Benchmark Data, Credit: Futuremark
What they found is a fabulous example of how major improvements on paper, like the shift from 32-bit to 64-bit, can be overshadowed by small issues in practical implementation.
Teasing apart the data
Moving the code to 64-bit improved the A7's performance by about seven percent. That's actually fairly good, and in line with what we often saw when AMD and Intel chips were making the same transition. What it doesn't answer, however, is why there's no performance delta between the two CPUs in 32-bit code. For this, the Futuremark team had to dig deeper. The difference, it turns out, is tied to the open source Bullet physics library that 3DMark Ice Storm relies upon for testing CPU performance.
From the article: "The purpose of the Physics test is to measure the CPU's ability to calculate complex physics simulations. The Ice Storm Physics test has four simulated worlds. Each world has two soft bodies and two rigid bodies colliding with each other. This workload is similar to the demands placed on the CPU by many popular physics-based puzzle, platform and racing games." The point of using Bullet in the first place is to ensure cross-platform compatibility using a library that anyone can check for unfair optimizations or tweaks that favor a particular microarchitecture.
Since the CPU physics tests spends most of its time in one particular code area, PSolve_links(), it made sense to duplicate that code's functionality and test it in a stand-alone application. Doing so showed the A7 performing markedly faster than the A6, which makes precious little sense. The difference between the stand-alone implementation of PSolve_links() and the version inside the Bullet library is the way memory data is stored and accessed. If the data arrays used to solve the physics problems are stored sequentially, the A7 is fast -- very fast. If they're distributed randomly, it took a significant performance hit. The A6, in contrast, runs about the same speed in both cases.

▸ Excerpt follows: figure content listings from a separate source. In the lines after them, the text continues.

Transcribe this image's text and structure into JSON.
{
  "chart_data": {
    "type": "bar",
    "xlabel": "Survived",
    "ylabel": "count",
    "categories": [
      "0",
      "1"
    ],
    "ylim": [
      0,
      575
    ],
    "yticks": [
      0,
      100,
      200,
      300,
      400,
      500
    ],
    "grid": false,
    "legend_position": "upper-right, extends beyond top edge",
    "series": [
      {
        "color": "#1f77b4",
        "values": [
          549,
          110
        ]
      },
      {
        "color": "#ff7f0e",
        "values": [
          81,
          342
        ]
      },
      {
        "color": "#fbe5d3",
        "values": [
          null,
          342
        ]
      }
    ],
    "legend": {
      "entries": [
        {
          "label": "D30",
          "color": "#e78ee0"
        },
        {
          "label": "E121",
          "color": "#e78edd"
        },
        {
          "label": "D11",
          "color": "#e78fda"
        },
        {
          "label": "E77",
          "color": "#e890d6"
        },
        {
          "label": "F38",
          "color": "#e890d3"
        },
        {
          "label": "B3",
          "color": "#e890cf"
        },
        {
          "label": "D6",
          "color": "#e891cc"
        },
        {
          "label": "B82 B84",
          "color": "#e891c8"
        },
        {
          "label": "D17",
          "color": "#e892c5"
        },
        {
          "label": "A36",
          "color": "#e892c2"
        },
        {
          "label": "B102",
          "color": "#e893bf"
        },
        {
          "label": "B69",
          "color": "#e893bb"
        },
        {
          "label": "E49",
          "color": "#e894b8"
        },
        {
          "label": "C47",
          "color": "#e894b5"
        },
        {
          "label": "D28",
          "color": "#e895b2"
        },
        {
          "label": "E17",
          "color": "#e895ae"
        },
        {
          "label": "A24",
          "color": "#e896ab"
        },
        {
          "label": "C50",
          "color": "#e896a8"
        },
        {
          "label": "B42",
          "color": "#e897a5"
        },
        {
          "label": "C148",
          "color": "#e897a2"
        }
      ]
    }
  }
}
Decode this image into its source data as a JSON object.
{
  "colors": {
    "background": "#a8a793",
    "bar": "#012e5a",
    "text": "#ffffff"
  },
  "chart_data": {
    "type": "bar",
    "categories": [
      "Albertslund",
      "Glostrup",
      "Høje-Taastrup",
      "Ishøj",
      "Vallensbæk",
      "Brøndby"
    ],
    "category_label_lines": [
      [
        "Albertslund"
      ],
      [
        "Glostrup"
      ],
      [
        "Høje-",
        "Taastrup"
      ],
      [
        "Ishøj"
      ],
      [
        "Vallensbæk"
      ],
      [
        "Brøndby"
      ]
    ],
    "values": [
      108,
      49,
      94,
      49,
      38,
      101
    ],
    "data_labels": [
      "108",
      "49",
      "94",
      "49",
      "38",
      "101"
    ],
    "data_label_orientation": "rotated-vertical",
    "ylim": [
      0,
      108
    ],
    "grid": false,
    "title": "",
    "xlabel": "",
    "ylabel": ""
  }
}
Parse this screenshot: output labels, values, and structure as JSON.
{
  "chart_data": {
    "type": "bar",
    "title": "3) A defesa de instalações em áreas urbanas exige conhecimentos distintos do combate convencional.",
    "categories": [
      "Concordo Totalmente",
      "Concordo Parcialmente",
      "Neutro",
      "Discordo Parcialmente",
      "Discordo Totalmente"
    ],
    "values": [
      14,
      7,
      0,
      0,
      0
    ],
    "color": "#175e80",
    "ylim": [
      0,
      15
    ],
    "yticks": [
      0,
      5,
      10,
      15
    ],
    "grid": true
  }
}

The other performance difference between the iPhone 5 and the 5S was the use of a particular data dependency -- a point within the code where the CPU cannot speculatively prefetch or execute because it's waiting on a result from the program that's vital to the performance of the application. Speculative prefetching is a technique that can boost performance significantly in certain circumstances but is also a bit of a power hog -- you're burning energy executing results or fetching data that may or may not actually be needed. The fact that the chip's performance is tied to sequential memory accesses is more interesting -- data dependencies are a known factor that can hamper performance on any architecture.
Benchmark Data, Credit: Futuremark
Total performance on 3DMark's physics test rose 17% in the customized version of the application, from 7783 to ~9100 points, as compared to the A6's score of of 8197. Changing how the Bullet library stored data in memory had no impact on the Apple A6 SoC and a small negative impact on Qualcomm-powered devices. While this doesn't dramatically change how the iPhone 5S ranks in 3DMark, it shows how the advantage of a big change (32-bit to 64-bit) can actually be much smaller than the impact of a low-level optimization that better matches how a CPU best performs a task.
Futuremark has stated it has no plans to release this specifically optimized version for Apple devices, as it would slightly penalize Android products and the company does not optimize its benchmarks for any specific product. While we agree that such optimizations are very useful when it comes to understanding the performance of the SoC, the code itself is written to target how game authors typically design code and the degree of diagnostic optimization is unlikely to be present in a shipping product.